The Luxers watched Constable Bartlett leave. Then they headed toward the dining room, shaking their heads and speaking in somber tones. Alexa thought Constable Bartlett handled the briefing well. Vince raced around the corner, his face grim. He searched the crowd, his eyes alighting on Alexa, and scurried over. “Come to the office, Ms. Glock. Call for you.”

She frowned, her bacon dreams dashed.

In the office Sergeant Kramer spoke into the satellite phone. “Here she is now.” He handed it to her, and whispered, “It’s that detective inspector bloke from Auckland. Keep the antenna pointed up.”

“Hello?”

“Alexa? Can you hear me?” His voiced echoed.

“I can hear you, Bruce.”

“Are you all right?”

Her face colored. She turned her back on Vince and Sergeant Kramer. “Yes. But there’s a lot going on.”

“Fill me in.”

“Hold on.” She turned and asked Vince if he’d leave the office.

“Leave my own office?”

“Ta,” said Sergeant Kramer. “You can show me the room we can use for the interviews.”

The sergeant was quick on the uptake. Alexa nodded her thanks. When the door shut, she sank into a desk chair. “Bruce? Are you there?”

“What’s going on?”

It was hard to know where to start. She pressed the desk stapler with her free hand.

Bruce was impatient. “Kramer said you had two suspicious deaths. What have you gotten into this time?”

She wanted to staple him for that remark, but took a deep breath instead. “My brother and I discovered a woman’s body on a riverbank below a cliff. I believe she died of blunt force trauma from falling off the cliff. She has puncture wounds in her back. I think someone pushed her off by ramming into her with hiking poles.”

“Repeat.”

Alexa rotated the antenna upward and repeated her account.

“She was pushed off a cliff?”

“That’s what the evidence suggests. I also found a Black Diamond hiking pole above where the body was. We are detaining all hikers until we question them.”

“That’s good.”

“She’s a medical doctor from Auckland. Her sister and two colleagues are here with her.” She gave Bruce their names.

“Don’t let the colleagues or sister leave. I’ll start by interviewing them.”

She depressed the stapler. “I told you we’re holding everyone until we clear them.”
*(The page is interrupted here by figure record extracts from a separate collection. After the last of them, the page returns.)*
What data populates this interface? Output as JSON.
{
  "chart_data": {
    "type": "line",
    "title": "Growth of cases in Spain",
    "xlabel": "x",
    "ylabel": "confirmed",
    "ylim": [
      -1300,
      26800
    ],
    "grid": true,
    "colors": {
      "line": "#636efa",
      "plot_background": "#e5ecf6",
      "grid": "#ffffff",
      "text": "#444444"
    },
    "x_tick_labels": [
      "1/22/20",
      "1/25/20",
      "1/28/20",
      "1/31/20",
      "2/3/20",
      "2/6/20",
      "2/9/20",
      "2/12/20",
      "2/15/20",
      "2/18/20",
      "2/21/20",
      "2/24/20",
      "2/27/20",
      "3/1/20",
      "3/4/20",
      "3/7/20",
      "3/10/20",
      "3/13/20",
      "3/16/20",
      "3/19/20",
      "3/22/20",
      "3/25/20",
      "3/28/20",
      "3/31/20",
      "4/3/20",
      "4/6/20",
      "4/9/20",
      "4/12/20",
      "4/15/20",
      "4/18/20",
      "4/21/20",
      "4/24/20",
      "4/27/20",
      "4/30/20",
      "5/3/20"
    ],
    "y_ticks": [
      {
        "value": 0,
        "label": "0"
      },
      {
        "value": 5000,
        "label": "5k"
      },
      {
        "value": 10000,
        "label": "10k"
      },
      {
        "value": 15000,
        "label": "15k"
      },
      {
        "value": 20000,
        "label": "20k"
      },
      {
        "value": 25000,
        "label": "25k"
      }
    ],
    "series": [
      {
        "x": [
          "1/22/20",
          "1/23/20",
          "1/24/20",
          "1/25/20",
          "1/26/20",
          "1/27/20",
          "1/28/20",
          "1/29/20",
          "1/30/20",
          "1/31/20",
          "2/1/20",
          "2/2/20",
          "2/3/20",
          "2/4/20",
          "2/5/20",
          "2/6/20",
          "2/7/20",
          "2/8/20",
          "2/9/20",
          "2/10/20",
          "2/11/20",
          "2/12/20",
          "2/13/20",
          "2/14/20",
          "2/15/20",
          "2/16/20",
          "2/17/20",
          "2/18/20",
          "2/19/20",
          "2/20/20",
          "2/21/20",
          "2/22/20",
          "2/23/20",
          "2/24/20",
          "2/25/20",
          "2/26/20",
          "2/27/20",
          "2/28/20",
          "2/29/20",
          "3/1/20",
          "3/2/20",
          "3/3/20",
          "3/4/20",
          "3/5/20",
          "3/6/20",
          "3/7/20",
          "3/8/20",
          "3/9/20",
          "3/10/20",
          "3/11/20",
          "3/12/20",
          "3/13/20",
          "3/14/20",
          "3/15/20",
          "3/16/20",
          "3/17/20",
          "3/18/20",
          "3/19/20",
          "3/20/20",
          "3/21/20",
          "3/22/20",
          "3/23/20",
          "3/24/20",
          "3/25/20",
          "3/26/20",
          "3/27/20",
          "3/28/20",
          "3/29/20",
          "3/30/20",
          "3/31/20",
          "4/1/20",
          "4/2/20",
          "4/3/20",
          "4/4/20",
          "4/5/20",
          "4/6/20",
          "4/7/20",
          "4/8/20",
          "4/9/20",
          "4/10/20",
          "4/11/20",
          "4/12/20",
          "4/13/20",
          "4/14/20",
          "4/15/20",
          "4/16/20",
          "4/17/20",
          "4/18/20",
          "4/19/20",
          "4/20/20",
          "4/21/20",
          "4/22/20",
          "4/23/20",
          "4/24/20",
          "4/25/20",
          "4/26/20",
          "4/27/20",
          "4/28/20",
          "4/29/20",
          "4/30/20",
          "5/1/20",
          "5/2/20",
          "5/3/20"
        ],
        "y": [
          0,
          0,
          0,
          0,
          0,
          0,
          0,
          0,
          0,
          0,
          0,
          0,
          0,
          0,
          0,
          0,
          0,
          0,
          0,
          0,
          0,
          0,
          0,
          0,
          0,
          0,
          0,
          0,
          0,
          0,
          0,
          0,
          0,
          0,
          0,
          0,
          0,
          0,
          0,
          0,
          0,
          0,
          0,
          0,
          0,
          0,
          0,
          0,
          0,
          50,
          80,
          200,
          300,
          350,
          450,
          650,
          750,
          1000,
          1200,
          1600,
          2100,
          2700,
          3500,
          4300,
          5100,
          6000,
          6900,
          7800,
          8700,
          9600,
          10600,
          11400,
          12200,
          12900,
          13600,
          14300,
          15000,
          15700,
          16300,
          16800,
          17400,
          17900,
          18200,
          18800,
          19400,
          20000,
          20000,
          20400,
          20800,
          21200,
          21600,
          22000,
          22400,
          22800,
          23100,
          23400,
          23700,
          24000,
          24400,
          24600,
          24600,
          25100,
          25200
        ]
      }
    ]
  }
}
“Don’t release the sister or the colleagues,” he repeated. “I’ll get Constable Cooper to dive into Clark’s affairs at this end. Her phone and computer records. Her standing in the medical community.”

The mention of Constable Cooper jerked Alexa back to her first case in New Zealand. Alexa had suspected the young Māori of committing the murder, but had been wrong. “Coop,” as her colleagues called her, hadn’t forgotten. “But Constable Cooper is in Rotorua.”
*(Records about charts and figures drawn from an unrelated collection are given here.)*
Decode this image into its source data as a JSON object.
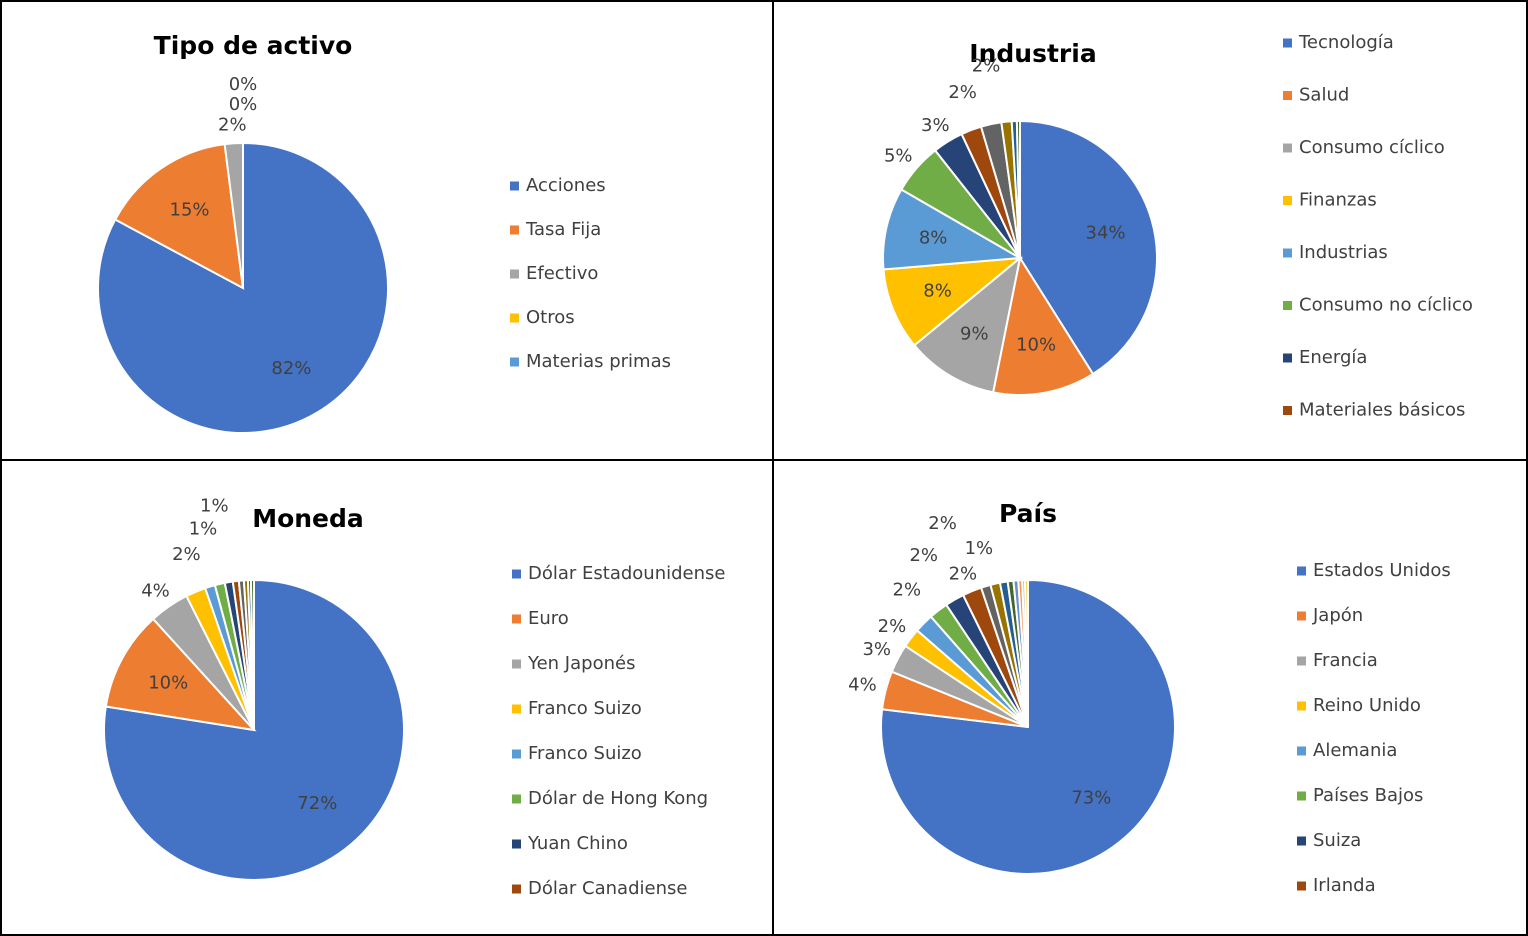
{
  "chart_data": [
    {
      "type": "pie",
      "title": "Tipo de activo",
      "categories": [
        "Acciones",
        "Tasa Fija",
        "Efectivo",
        "Otros",
        "Materias primas"
      ],
      "values": [
        82,
        15,
        2,
        0,
        0
      ],
      "value_labels": [
        "82%",
        "15%",
        "2%",
        "0%",
        "0%"
      ],
      "colors": [
        "#4472c4",
        "#ed7d31",
        "#a5a5a5",
        "#ffc000",
        "#5b9bd5"
      ]
    },
    {
      "type": "pie",
      "title": "Industria",
      "categories": [
        "Tecnología",
        "Salud",
        "Consumo cíclico",
        "Finanzas",
        "Industrias",
        "Consumo no cíclico",
        "Energía",
        "Materiales básicos",
        null,
        null,
        null,
        null
      ],
      "values": [
        34,
        10,
        9,
        8,
        8,
        5,
        3,
        2,
        2,
        1,
        0.5,
        0.3
      ],
      "value_labels": [
        "34%",
        "10%",
        "9%",
        "8%",
        "8%",
        "5%",
        "3%",
        "2%",
        "2%",
        null,
        null,
        null
      ],
      "colors": [
        "#4472c4",
        "#ed7d31",
        "#a5a5a5",
        "#ffc000",
        "#5b9bd5",
        "#70ad47",
        "#264478",
        "#9e480e",
        "#636363",
        "#997300",
        "#255e91",
        "#43682b"
      ]
    },
    {
      "type": "pie",
      "title": "Moneda",
      "categories": [
        "Dólar Estadounidense",
        "Euro",
        "Yen Japonés",
        "Franco Suizo",
        "Franco Suizo",
        "Dólar de Hong Kong",
        "Yuan Chino",
        "Dólar Canadiense",
        null,
        null,
        null,
        null
      ],
      "values": [
        72,
        10,
        4,
        2,
        1,
        1,
        0.8,
        0.6,
        0.5,
        0.4,
        0.3,
        0.3
      ],
      "value_labels": [
        "72%",
        "10%",
        "4%",
        "2%",
        "1%",
        "1%",
        null,
        null,
        null,
        null,
        null,
        null
      ],
      "colors": [
        "#4472c4",
        "#ed7d31",
        "#a5a5a5",
        "#ffc000",
        "#5b9bd5",
        "#70ad47",
        "#264478",
        "#9e480e",
        "#636363",
        "#997300",
        "#255e91",
        "#43682b"
      ]
    },
    {
      "type": "pie",
      "title": "País",
      "categories": [
        "Estados Unidos",
        "Japón",
        "Francia",
        "Reino Unido",
        "Alemania",
        "Países Bajos",
        "Suiza",
        "Irlanda",
        null,
        null,
        null,
        null,
        null,
        null,
        null,
        null
      ],
      "values": [
        73,
        4,
        3,
        2,
        2,
        2,
        2,
        2,
        1,
        1,
        0.8,
        0.6,
        0.5,
        0.4,
        0.3,
        0.3
      ],
      "value_labels": [
        "73%",
        "4%",
        "3%",
        "2%",
        "2%",
        "2%",
        "2%",
        "2%",
        "1%",
        null,
        null,
        null,
        null,
        null,
        null,
        null
      ],
      "colors": [
        "#4472c4",
        "#ed7d31",
        "#a5a5a5",
        "#ffc000",
        "#5b9bd5",
        "#70ad47",
        "#264478",
        "#9e480e",
        "#636363",
        "#997300",
        "#255e91",
        "#43682b",
        "#698ed0",
        "#f1975a",
        "#b7b7b7",
        "#ffcd33"
      ]
    }
  ]
}
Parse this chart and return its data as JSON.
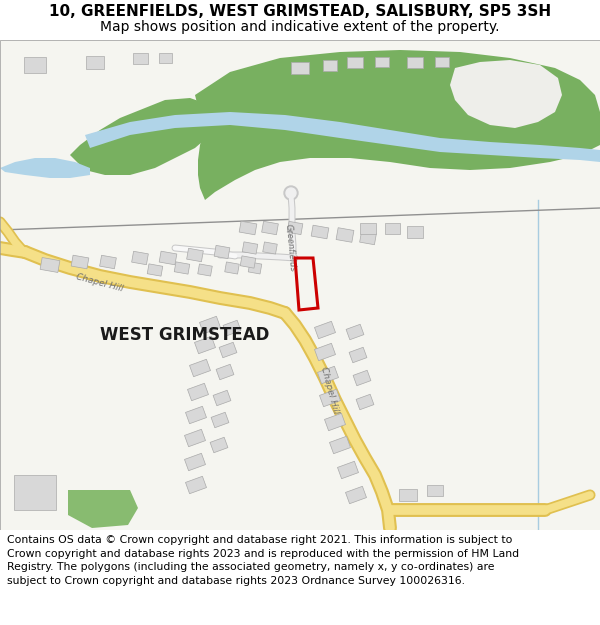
{
  "title_line1": "10, GREENFIELDS, WEST GRIMSTEAD, SALISBURY, SP5 3SH",
  "title_line2": "Map shows position and indicative extent of the property.",
  "footer_text": "Contains OS data © Crown copyright and database right 2021. This information is subject to Crown copyright and database rights 2023 and is reproduced with the permission of HM Land Registry. The polygons (including the associated geometry, namely x, y co-ordinates) are subject to Crown copyright and database rights 2023 Ordnance Survey 100026316.",
  "map_bg": "#f5f5f0",
  "road_yellow": "#f5e088",
  "road_yellow_dark": "#e0c050",
  "road_white": "#ffffff",
  "road_gray_out": "#c8c8c8",
  "road_gray_in": "#f0f0f0",
  "building_fill": "#d8d8d8",
  "building_stroke": "#aaaaaa",
  "green_field": "#78b060",
  "water_color": "#b0d4e8",
  "plot_red": "#cc0000",
  "label_gray": "#707070",
  "place_name": "#1a1a1a",
  "title_fs": 11,
  "subtitle_fs": 10,
  "footer_fs": 7.8,
  "map_border_color": "#999999",
  "light_blue_line": "#a8cce0"
}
“I recruited her to Auckland.” Bruce had been her mentor in some career-shadowing outreach program and a couple years later hired her.
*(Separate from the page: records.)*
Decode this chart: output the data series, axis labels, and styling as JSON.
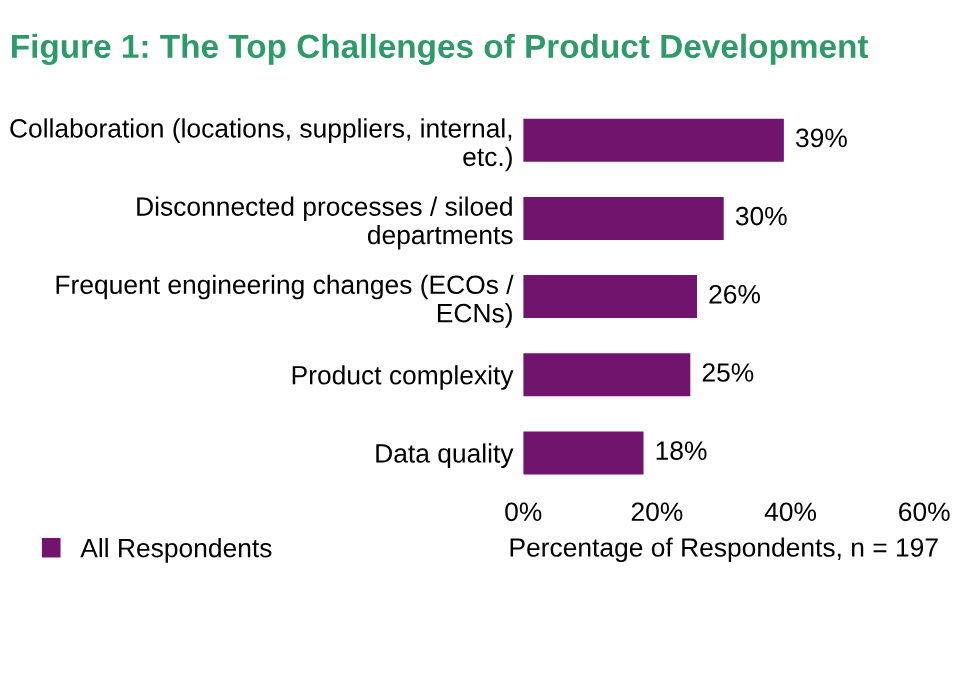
{
  "chart_data": {
    "type": "bar",
    "orientation": "horizontal",
    "title": "Figure 1: The Top Challenges of Product Development",
    "categories": [
      "Collaboration (locations, suppliers, internal, etc.)",
      "Disconnected processes / siloed departments",
      "Frequent engineering changes (ECOs / ECNs)",
      "Product complexity",
      "Data quality"
    ],
    "series": [
      {
        "name": "All Respondents",
        "color": "#70146e",
        "values": [
          39,
          30,
          26,
          25,
          18
        ],
        "value_labels": [
          "39%",
          "30%",
          "26%",
          "25%",
          "18%"
        ]
      }
    ],
    "xlim": [
      0,
      60
    ],
    "xticks": [
      {
        "value": 0,
        "label": "0%"
      },
      {
        "value": 20,
        "label": "20%"
      },
      {
        "value": 40,
        "label": "40%"
      },
      {
        "value": 60,
        "label": "60%"
      }
    ],
    "xlabel": "Percentage of Respondents, n = 197",
    "grid": false,
    "legend": "bottom left"
  }
}
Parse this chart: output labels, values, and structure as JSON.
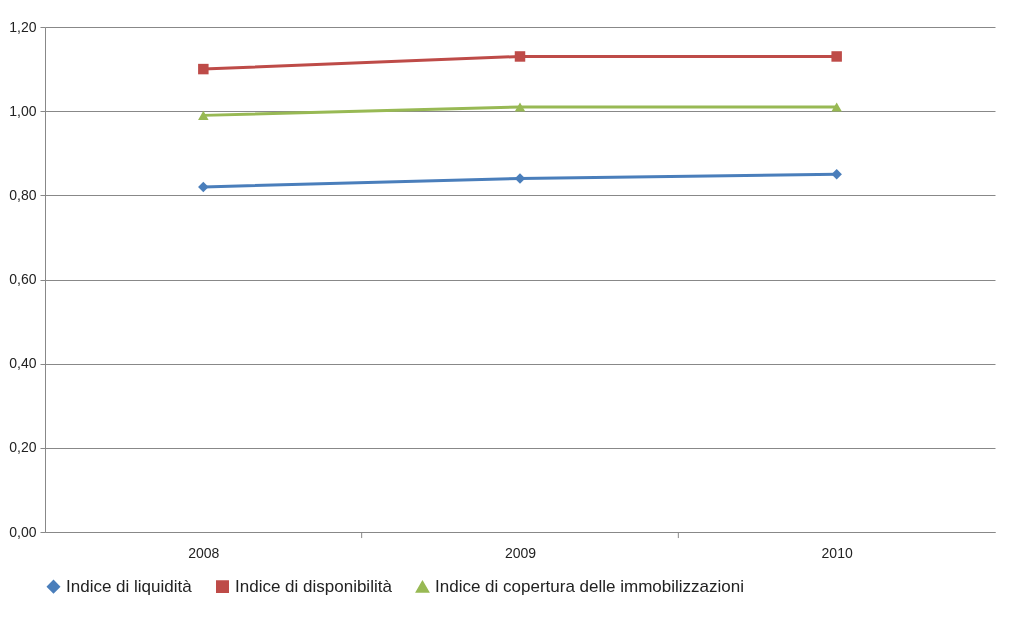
{
  "chart_data": {
    "type": "line",
    "categories": [
      "2008",
      "2009",
      "2010"
    ],
    "series": [
      {
        "name": "Indice di liquidità",
        "color": "#4a7ebb",
        "marker": "diamond",
        "values": [
          0.82,
          0.84,
          0.85
        ]
      },
      {
        "name": "Indice di disponibilità",
        "color": "#be4b48",
        "marker": "square",
        "values": [
          1.1,
          1.13,
          1.13
        ]
      },
      {
        "name": "Indice di copertura delle immobilizzazioni",
        "color": "#98b954",
        "marker": "triangle",
        "values": [
          0.99,
          1.01,
          1.01
        ]
      }
    ],
    "ylim": [
      0,
      1.2
    ],
    "yticks": [
      {
        "value": 0,
        "label": "0,00"
      },
      {
        "value": 0.2,
        "label": "0,20"
      },
      {
        "value": 0.4,
        "label": "0,40"
      },
      {
        "value": 0.6,
        "label": "0,60"
      },
      {
        "value": 0.8,
        "label": "0,80"
      },
      {
        "value": 1.0,
        "label": "1,00"
      },
      {
        "value": 1.2,
        "label": "1,20"
      }
    ],
    "grid": "y",
    "legend": "bottom",
    "line_style": "solid"
  }
}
Alexa switched gears. “There’s more. Yesterday, I discovered a skeleton along the river. It became exposed during the landslide we had.”

“The what?”

“A landslide. Mudslide. You know. Slip. An avalanche without snow. This isn’t avalanche season.” Her geology eruption silenced Bruce. “I saw it happen.” That bus-sized boulder careening down the mountainside. Jeez. “I did a preliminary examination of the remains and discovered multiple stab wounds to the rib cage.”

“Bloody hell. How old is the skeleton?”

“He has composite resin fillings.”

Bruce huffed.

“Twenty years or less. We might be able to identify him through dental X-rays.”

“Any personal effects?”

“A metal buckle. There could be more. I didn’t fully examine the remains.” She imagined her voice zooming skyward, hitting a satellite hovering over the Tasman Sea, and bouncing back to Bruce in Auckland. “One more thing.” She checked the antenna and scooted to the edge of her seat. Now or never.

“Spit it out.”

“A helicopter pilot tried to kill me.”